Behavioral Profiling: Learn to Tell the Truth From Lies

Become a Behavioral Profiler

Learn to Tell the Truth from Lies

By Carol Forsloff

With everybody trying to sell you something, or making promises, how do you tell what’s true and what’s false anymore? Do you just trust your instincts and hope for the best? Or are there some clues you can use to decide what to do. Do you believe the salesmen’s pitch about that sewing machine or walk out shaking your head and moving on to look for what you want somewhere else? Or maybe you have to hire someone for a very important job and want to go beyond the printed resume to find out what you need to make the right choice for a vacancy. There are some tricks of the behavioral profiling trade that can be applied to helping you make decisions and avoid the traps that liars set so often and that can keep you wondering who you can and cannot trust.

Research shows that attempts to determine lies from truth through nonverbal and verbal behavior are correct only about 50% of the time while handwriting analysis and polygraph tests have mixed and sometimes controversial results. But using behavioral profiling principles allow investigators, and you, Joe citizen, to be right much more often. Detectives use behavioral profiling techniques to help them figure out whether or not some suspect is innocent or not. You can use them in your daily life to help make decisions about whether to move forward or not on a relationship or to buy that product from some guy you just met and don’t know anything about.

Behavioral profiling requires that one look at a number of different aspects of a person to decide what type of behavior to expect or whether or not what you see and hear is a lie or the truth. There’s something to that “trust your gut” feeling, but it’s not enough. You must look at a number of behaviors over time to increase the value of a profile.
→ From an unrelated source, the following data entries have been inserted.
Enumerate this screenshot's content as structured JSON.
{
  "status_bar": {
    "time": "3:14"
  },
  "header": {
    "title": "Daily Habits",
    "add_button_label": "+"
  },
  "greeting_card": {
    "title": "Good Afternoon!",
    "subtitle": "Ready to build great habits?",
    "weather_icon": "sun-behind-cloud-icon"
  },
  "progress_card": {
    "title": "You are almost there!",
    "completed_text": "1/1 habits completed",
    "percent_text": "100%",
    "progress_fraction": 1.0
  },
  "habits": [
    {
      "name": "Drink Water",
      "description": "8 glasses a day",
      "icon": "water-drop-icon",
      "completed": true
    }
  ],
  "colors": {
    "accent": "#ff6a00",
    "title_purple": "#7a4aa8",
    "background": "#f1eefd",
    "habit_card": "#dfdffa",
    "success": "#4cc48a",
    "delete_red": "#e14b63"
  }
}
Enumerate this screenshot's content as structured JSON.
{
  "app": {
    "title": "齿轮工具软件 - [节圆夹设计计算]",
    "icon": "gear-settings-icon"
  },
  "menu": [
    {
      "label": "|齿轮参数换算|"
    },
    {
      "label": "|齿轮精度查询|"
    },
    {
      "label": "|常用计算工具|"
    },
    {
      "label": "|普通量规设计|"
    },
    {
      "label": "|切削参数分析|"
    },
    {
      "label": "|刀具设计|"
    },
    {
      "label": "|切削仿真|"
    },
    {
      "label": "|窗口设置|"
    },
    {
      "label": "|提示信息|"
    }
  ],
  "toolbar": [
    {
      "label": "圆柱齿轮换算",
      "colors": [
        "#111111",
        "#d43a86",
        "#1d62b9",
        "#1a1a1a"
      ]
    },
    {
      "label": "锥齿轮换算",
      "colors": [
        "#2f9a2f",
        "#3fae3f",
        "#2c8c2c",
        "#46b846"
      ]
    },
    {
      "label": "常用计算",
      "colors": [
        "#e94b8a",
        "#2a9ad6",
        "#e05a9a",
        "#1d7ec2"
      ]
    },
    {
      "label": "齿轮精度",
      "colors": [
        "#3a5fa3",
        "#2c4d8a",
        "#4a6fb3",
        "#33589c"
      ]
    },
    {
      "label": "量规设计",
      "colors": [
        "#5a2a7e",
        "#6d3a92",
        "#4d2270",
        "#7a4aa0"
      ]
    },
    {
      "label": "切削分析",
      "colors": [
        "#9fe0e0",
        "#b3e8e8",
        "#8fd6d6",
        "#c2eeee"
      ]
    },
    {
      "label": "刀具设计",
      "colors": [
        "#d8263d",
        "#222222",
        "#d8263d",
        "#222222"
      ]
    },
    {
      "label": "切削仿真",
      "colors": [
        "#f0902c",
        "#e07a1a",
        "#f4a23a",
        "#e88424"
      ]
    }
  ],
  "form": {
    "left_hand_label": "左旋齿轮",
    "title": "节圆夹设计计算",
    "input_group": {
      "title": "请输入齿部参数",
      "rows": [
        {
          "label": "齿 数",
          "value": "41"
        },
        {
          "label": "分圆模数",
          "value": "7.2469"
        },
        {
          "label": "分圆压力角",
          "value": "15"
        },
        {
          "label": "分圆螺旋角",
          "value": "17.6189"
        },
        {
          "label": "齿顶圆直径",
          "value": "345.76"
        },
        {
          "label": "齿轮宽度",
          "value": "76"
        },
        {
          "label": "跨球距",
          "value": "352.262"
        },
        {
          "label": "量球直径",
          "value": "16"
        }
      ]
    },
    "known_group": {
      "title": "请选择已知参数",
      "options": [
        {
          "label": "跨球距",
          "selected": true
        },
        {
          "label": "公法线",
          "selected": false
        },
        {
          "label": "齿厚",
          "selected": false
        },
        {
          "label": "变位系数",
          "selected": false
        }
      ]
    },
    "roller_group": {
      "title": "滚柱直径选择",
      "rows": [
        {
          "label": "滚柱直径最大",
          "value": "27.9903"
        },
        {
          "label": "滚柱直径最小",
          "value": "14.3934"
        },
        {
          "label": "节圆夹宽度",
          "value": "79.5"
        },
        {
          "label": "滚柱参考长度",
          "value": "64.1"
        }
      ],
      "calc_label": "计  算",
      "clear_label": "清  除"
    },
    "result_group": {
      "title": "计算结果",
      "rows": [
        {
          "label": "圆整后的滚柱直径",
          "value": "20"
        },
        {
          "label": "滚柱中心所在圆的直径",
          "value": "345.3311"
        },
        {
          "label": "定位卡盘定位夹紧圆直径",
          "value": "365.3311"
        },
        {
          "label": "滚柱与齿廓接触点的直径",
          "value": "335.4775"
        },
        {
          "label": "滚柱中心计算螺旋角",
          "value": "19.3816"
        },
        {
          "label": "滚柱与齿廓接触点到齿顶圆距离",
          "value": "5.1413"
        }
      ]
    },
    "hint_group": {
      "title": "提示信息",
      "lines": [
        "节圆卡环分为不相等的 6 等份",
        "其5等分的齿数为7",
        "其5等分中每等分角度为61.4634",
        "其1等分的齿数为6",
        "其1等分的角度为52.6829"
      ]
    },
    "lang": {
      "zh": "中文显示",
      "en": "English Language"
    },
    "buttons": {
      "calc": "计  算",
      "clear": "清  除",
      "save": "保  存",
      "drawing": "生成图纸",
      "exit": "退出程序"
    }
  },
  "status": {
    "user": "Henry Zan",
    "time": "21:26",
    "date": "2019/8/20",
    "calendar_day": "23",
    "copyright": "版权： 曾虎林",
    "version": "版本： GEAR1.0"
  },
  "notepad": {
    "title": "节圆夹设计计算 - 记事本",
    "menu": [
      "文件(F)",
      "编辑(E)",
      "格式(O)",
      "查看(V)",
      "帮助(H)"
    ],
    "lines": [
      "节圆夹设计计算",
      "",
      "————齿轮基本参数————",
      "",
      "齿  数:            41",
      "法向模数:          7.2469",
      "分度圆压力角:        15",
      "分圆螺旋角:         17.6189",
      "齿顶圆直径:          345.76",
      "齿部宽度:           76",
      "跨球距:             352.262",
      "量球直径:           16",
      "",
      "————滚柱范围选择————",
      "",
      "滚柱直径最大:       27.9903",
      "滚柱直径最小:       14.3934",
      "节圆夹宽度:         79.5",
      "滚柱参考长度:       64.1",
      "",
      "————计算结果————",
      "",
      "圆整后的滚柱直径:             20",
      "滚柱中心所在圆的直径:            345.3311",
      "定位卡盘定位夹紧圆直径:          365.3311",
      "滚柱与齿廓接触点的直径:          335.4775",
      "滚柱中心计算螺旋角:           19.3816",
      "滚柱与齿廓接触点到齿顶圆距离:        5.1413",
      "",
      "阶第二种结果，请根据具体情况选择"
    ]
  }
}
First of all, you have to determine normal behavior from unusual behavior for a given individual. In other words, just like a scientist does, a baseline has to be established from which to proceed. Get that salesman to talk about some ordinary event—the weather or sports. Watch the face, the hands, the gestures, and the way the eyes move when speaking, the tone of the voice and inflections. Some people are typically outgoing; others aren’t. A little warm up talk will help you figure out what might be typical and what’s not.

As you’re listening and watching, the first time you wonder whether you’ve heard a lie, think about what was said and the tone that was used. Then change the subject, and go back to the topic later. You do that because the lie will be accompanied by a combined set of behaviors that are repeated. Watch and listen for contradictions between the topic, how it is discussed, the behavior and what’s going on at the same time a story is told. The fellow who sounds irritated while showing the sewing machine at the outset may have just got off the phone after an argument with a customer. Change the subject; talk about something relatively mundane. Then ask for the explanation about some part of the machine again, and watch to see if the behavior and the words you heard the first time are the same as what you first observed.

Lies have certain attributes and mannerisms that often accompany them. Changes in speech patterns, to include softer, louder or different tones and pitches, repeating the question, using long pauses, or a redundancy of flattering words can be that liar’s bag. Silence can also be used to deceive, so don’t help the person along by filling in the silences. Allow the person to talk; he or she will often lead you straight to what you need to know. Eyes that blink too much, hands that fidget, feet that move around, and a whole body that has trouble being still are behavioral red flags that should be observed at the same time. Watch how the person moves the eyes, up, down or to the side and whether or not the pattern is the same during small talk as well as during topics where a decision must be made. Watch the nonverbal signals, crossing the arms or the legs in a defensive posture or raising both arms and lowering them vigorously and repeatedly in a defiant gesture while repeating words or phrases, both of which are clues to potential behaviors and what the person might be thinking when in that proverbial “tight spot.”

Just as establishing a baseline behavior will help guide you in making the right decision about a person, you can create an unusual event that can help you determine how a given individual might behave under stress. While interviewing Richard for that administrative assistant position, toss him your keys and ask him to move your car someplace. Or give Betty the assignment of turning off a computer on the other side of the room right after you’ve asked some relatively routine questions about her educational background. In each case observe what happens next because that will tell you how Richard or Betty will behave when confronted with the type of change that often occurs in a work environment.

Handwriting by itself won’t tell you what the person is like or whether he/she might be lying. On the other hand, if all other signs indicate deceit, examine how the person signs his/her name and match that against the baseline or body of writing. The degree of difference or exaggeration can suggest discrepancy between what the person appears to be and the person he/she really is.

Now you’re ready for your practice work. Don’t do this with your husband, wife or close friend as practice. Just observe the people you don’t ordinarily work or relate with, and use this information to make tentative choices or decisions. Then come back later and check out your hypothesis. The more practice you have, the better you’ll get. And that will help you avoid traps that can interfere with your moving ahead to what you need or want to do.